The restaurant is a collection of smart business ideas:
1 - focus on only two Vietnamese dishes that every likes: Pho and grilled meats;
2 - open only for lunch;
3 - give a choice of exactly what meats to include (so the less adventurous can avoid tripe and tendon); and
4 - make the pho cheap ($6.45 for a generous "regular" bowl; $7.50 for a large).
It works. The dining room was packed by noon. And the crowd was diverse -- although about 80% were guys. (There is something manly about noodles).
I tried a traditional version with rare steak, brisket, tendon and tripe:
The ultimate test of pho is the broth. This broth is much better than the average pho because of its spices. Pho almost always includes star anise and cinnamon. You might also find cloves, cardamom, or ginger.
This pho smelled and tasted like a spice market. It may be the most concentratedly spiced pho in town. I suspect this is why some bloggers think it is the best.
I sllightly prefer for Pho Danh for a few reasons.
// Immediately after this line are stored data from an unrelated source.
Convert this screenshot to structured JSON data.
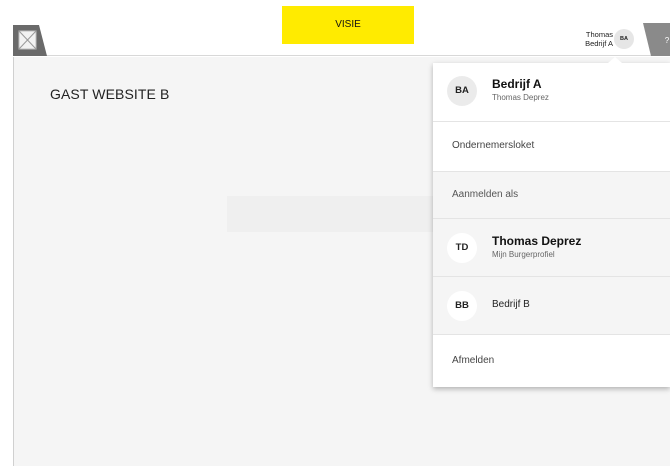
{
  "header": {
    "banner_label": "VISIE",
    "user_first_name": "Thomas",
    "user_org": "Bedrijf A",
    "user_initials": "BA",
    "help_icon": "?"
  },
  "page": {
    "title": "GAST WEBSITE B"
  },
  "menu": {
    "current": {
      "initials": "BA",
      "name": "Bedrijf A",
      "subtitle": "Thomas Deprez"
    },
    "ondernemersloket": "Ondernemersloket",
    "aanmelden_als": "Aanmelden als",
    "accounts": [
      {
        "initials": "TD",
        "name": "Thomas Deprez",
        "subtitle": "Mijn Burgerprofiel"
      },
      {
        "initials": "BB",
        "name": "Bedrijf B"
      }
    ],
    "afmelden": "Afmelden"
  },
  "colors": {
    "banner": "#ffeb00",
    "content_bg": "#f5f5f5",
    "help_tab": "#8a8a8a"
  },
  "icons": {
    "logo": "image-placeholder-icon",
    "help": "question-icon"
  }
}
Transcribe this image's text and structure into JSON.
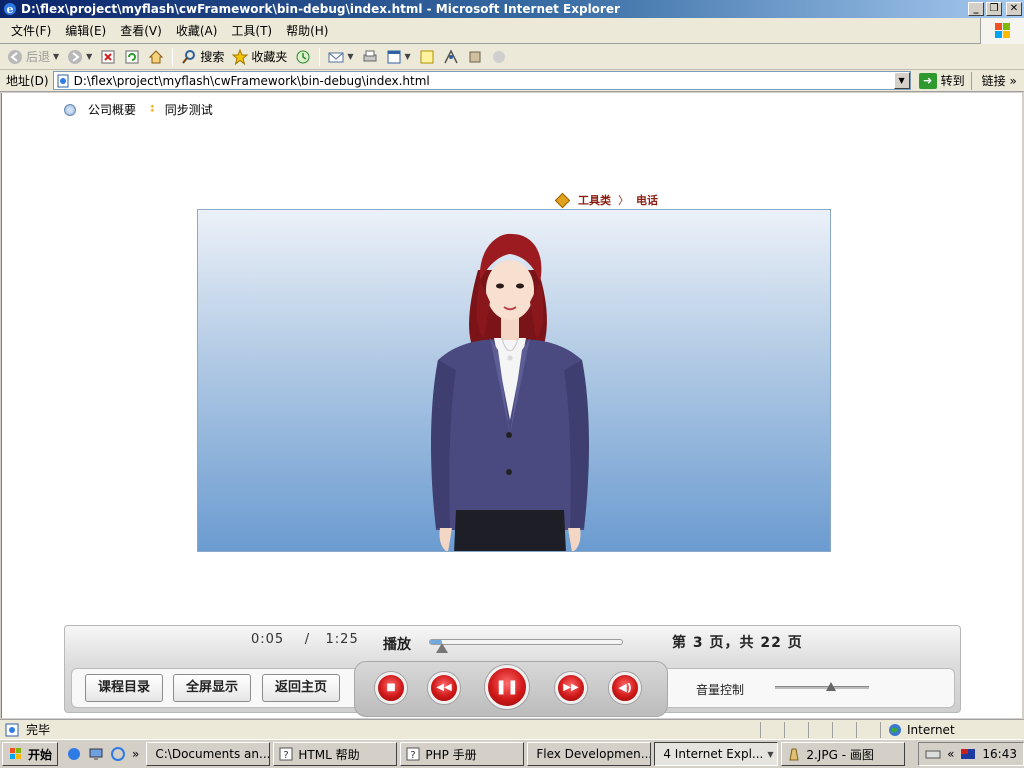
{
  "window": {
    "title": "D:\\flex\\project\\myflash\\cwFramework\\bin-debug\\index.html - Microsoft Internet Explorer"
  },
  "menu": [
    "文件(F)",
    "编辑(E)",
    "查看(V)",
    "收藏(A)",
    "工具(T)",
    "帮助(H)"
  ],
  "toolbar": {
    "back": "后退",
    "search": "搜索",
    "favorites": "收藏夹"
  },
  "address": {
    "label": "地址(D)",
    "value": "D:\\flex\\project\\myflash\\cwFramework\\bin-debug\\index.html",
    "go": "转到",
    "links": "链接"
  },
  "topnav": {
    "item1": "公司概要",
    "item2": "同步测试"
  },
  "breadcrumb": {
    "part1": "工具类",
    "sep": "〉",
    "part2": "电话"
  },
  "player": {
    "current_time": "0:05",
    "time_sep": "/",
    "total_time": "1:25",
    "play_label": "播放",
    "progress": 0.06,
    "page_info": "第 3 页，共 22 页",
    "buttons": {
      "catalog": "课程目录",
      "fullscreen": "全屏显示",
      "home": "返回主页"
    },
    "volume_label": "音量控制",
    "volume": 0.6
  },
  "status": {
    "text": "完毕",
    "zone": "Internet"
  },
  "taskbar": {
    "start": "开始",
    "tasks": [
      "C:\\Documents an...",
      "HTML 帮助",
      "PHP 手册",
      "Flex Developmen...",
      "4 Internet Expl...",
      "2.JPG - 画图"
    ],
    "clock": "16:43"
  },
  "colors": {
    "title_bar": "#0a246a",
    "stage_top": "#ecf1f8",
    "stage_bottom": "#6b9bd0",
    "control_red": "#d01818",
    "crumb": "#8a1e12"
  }
}
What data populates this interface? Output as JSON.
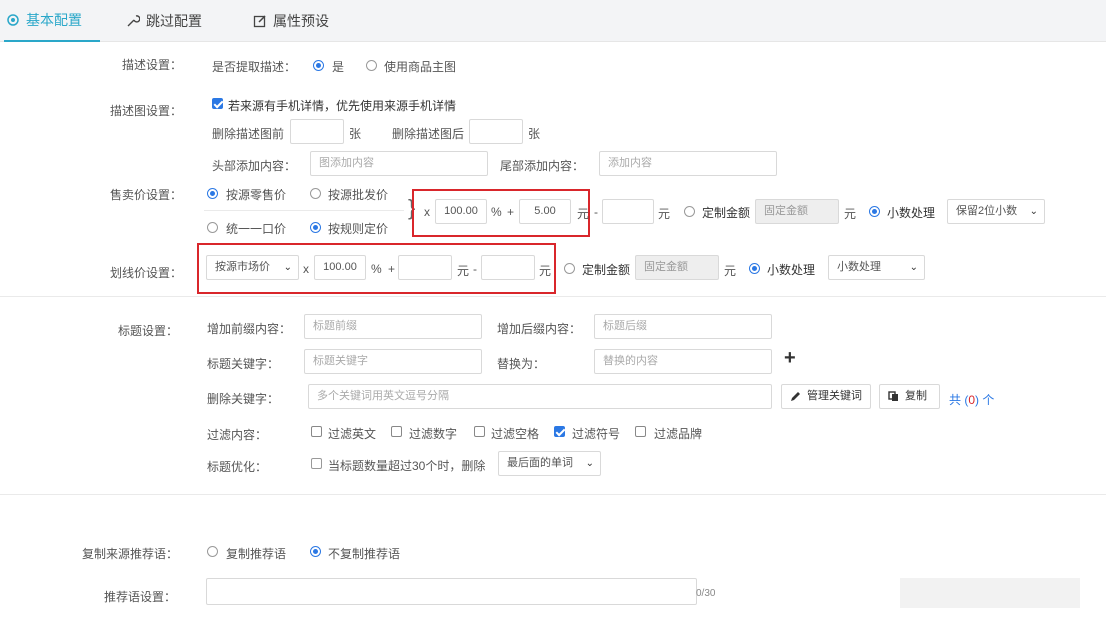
{
  "tabs": [
    {
      "label": "基本配置",
      "icon": "settings-icon"
    },
    {
      "label": "跳过配置",
      "icon": "wrench-icon"
    },
    {
      "label": "属性预设",
      "icon": "edit-icon"
    }
  ],
  "desc": {
    "label": "描述设置：",
    "question": "是否提取描述：",
    "opt_yes": "是",
    "opt_main": "使用商品主图"
  },
  "descimg": {
    "label": "描述图设置：",
    "mobile_first": "若来源有手机详情，优先使用来源手机详情",
    "del_first": "删除描述图前",
    "unit1": "张",
    "del_last": "删除描述图后",
    "unit2": "张",
    "head_add": "头部添加内容：",
    "head_ph": "图添加内容",
    "tail_add": "尾部添加内容：",
    "tail_ph": "添加内容"
  },
  "saleprice": {
    "label": "售卖价设置：",
    "opt_source_price": "按源零售价",
    "opt_buy_price": "按源批发价",
    "opt_fixed": "统一一口价",
    "opt_adjust": "按规则定价",
    "x": "x",
    "multiplier": "100.00",
    "percent": "%",
    "plus": "+",
    "add": "5.00",
    "yuan1": "元",
    "minus": "-",
    "yuan2": "元",
    "fixed_amount": "定制金额",
    "fixed_ph": "固定金额",
    "yuan3": "元",
    "decimal": "小数处理",
    "decimal_select": "保留2位小数"
  },
  "dropprice": {
    "label": "划线价设置：",
    "base_select": "按源市场价",
    "x": "x",
    "multiplier": "100.00",
    "percent": "%",
    "plus": "+",
    "yuan1": "元",
    "minus": "-",
    "yuan2": "元",
    "fixed_amount": "定制金额",
    "fixed_ph": "固定金额",
    "yuan3": "元",
    "decimal": "小数处理",
    "decimal_select": "小数处理"
  },
  "title": {
    "label": "标题设置：",
    "prefix": "增加前缀内容：",
    "prefix_ph": "标题前缀",
    "suffix": "增加后缀内容：",
    "suffix_ph": "标题后缀",
    "keyword": "标题关键字：",
    "keyword_ph": "标题关键字",
    "replace": "替换为：",
    "replace_ph": "替换的内容",
    "plus": "+",
    "remove_kw": "删除关键字：",
    "remove_ph": "多个关键词用英文逗号分隔",
    "manage_btn": "管理关键词",
    "copy_btn": "复制",
    "count_pre": "共 (",
    "count": "0",
    "count_post": ") 个",
    "filter_label": "过滤内容：",
    "filters": [
      {
        "label": "过滤英文",
        "checked": false
      },
      {
        "label": "过滤数字",
        "checked": false
      },
      {
        "label": "过滤空格",
        "checked": false
      },
      {
        "label": "过滤符号",
        "checked": true
      },
      {
        "label": "过滤品牌",
        "checked": false
      }
    ],
    "optimize_label": "标题优化：",
    "optimize_text": "当标题数量超过30个时，删除",
    "optimize_select": "最后面的单词"
  },
  "recommend": {
    "label": "复制来源推荐语：",
    "opt_copy": "复制推荐语",
    "opt_nocopy": "不复制推荐语"
  },
  "recomm_set": {
    "label": "推荐语设置：",
    "counter": "0/30"
  }
}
First, its broth tasted more complex, like it was cooked longer, even if the spice wasn't as strong. Second, Pho Danh provided a wider selection of accompaniments, including a variety of herbs. At Pho Binh, you only get one herb, plus japalenos, sprouts, and lime.
Still, these are minor quibbles. Pho Binh, Pho Danh and Thien An all make pho that is far, far better than your average soup with noodles, including all the swill that is often passed off as pho.
All 3 contenders demonstrate why pho is one of the world's great soups.